My bones, i.e. my dead body: but he mentions only his bones, because part of his body was corrupted, and the other part, though preserved from corruption by the embalming, yet was so changed and adulterated with the spices, and other materials which they used, that it looked like another thing: only his bones remained entire and unchanged.
Quest. Why did he not desire to be presently carried thither, and buried there, as his father did?
Answ. 1. Lest he should disoblige the Egyptians, and provoke them against his brethren and children.
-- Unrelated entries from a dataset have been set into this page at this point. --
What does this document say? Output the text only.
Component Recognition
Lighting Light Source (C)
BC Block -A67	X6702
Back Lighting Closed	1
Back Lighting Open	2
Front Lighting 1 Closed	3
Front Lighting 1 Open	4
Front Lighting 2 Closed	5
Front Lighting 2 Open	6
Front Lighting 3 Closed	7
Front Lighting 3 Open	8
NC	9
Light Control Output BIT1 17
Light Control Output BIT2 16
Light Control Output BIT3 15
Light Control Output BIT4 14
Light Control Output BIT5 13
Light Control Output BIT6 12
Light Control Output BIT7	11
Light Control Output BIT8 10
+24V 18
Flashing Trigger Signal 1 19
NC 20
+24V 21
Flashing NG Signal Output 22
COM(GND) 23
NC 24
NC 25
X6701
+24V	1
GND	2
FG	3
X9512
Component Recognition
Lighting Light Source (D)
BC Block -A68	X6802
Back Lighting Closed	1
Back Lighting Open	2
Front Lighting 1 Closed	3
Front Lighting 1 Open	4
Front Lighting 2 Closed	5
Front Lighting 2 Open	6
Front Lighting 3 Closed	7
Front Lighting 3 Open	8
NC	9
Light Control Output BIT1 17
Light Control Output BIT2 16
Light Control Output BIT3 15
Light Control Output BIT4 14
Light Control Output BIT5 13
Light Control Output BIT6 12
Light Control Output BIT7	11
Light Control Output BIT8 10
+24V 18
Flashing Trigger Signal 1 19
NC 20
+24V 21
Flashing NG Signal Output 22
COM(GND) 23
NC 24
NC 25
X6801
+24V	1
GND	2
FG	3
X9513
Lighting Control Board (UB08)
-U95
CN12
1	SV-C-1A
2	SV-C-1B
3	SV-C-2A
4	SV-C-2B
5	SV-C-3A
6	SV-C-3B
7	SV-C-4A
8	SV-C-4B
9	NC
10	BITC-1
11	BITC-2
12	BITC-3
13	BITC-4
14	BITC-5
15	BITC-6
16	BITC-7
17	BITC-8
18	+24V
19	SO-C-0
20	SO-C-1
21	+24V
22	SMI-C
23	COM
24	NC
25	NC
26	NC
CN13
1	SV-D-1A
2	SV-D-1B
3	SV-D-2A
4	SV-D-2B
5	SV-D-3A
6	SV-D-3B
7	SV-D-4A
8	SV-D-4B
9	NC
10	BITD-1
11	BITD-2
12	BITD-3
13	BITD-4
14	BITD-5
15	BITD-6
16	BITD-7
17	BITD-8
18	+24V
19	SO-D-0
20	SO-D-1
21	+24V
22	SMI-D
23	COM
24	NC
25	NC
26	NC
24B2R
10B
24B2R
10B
The removal of his father thither was necessary, and forced from him by an oath, but the order for the removal of himself would have been voluntary and designed, and therefore could not have escaped the censure of an ungrateful contempt of the land of Egypt, which as it was thought good enough for him and his to live in, should have been judged so too for his burial.
2. That by these his remains his memory might be the longer and better preserved, both with the Egyptians, who for his sake might show kindness to his near relations; and with the Israelites, to whom this was a visible pledge of their deliverance, and a help to their faith, and all obligation to them to persist in the true religion.
So for about thirteen years of affliction he enjoyed eighty years of honour, and as much happiness as earth could afford him.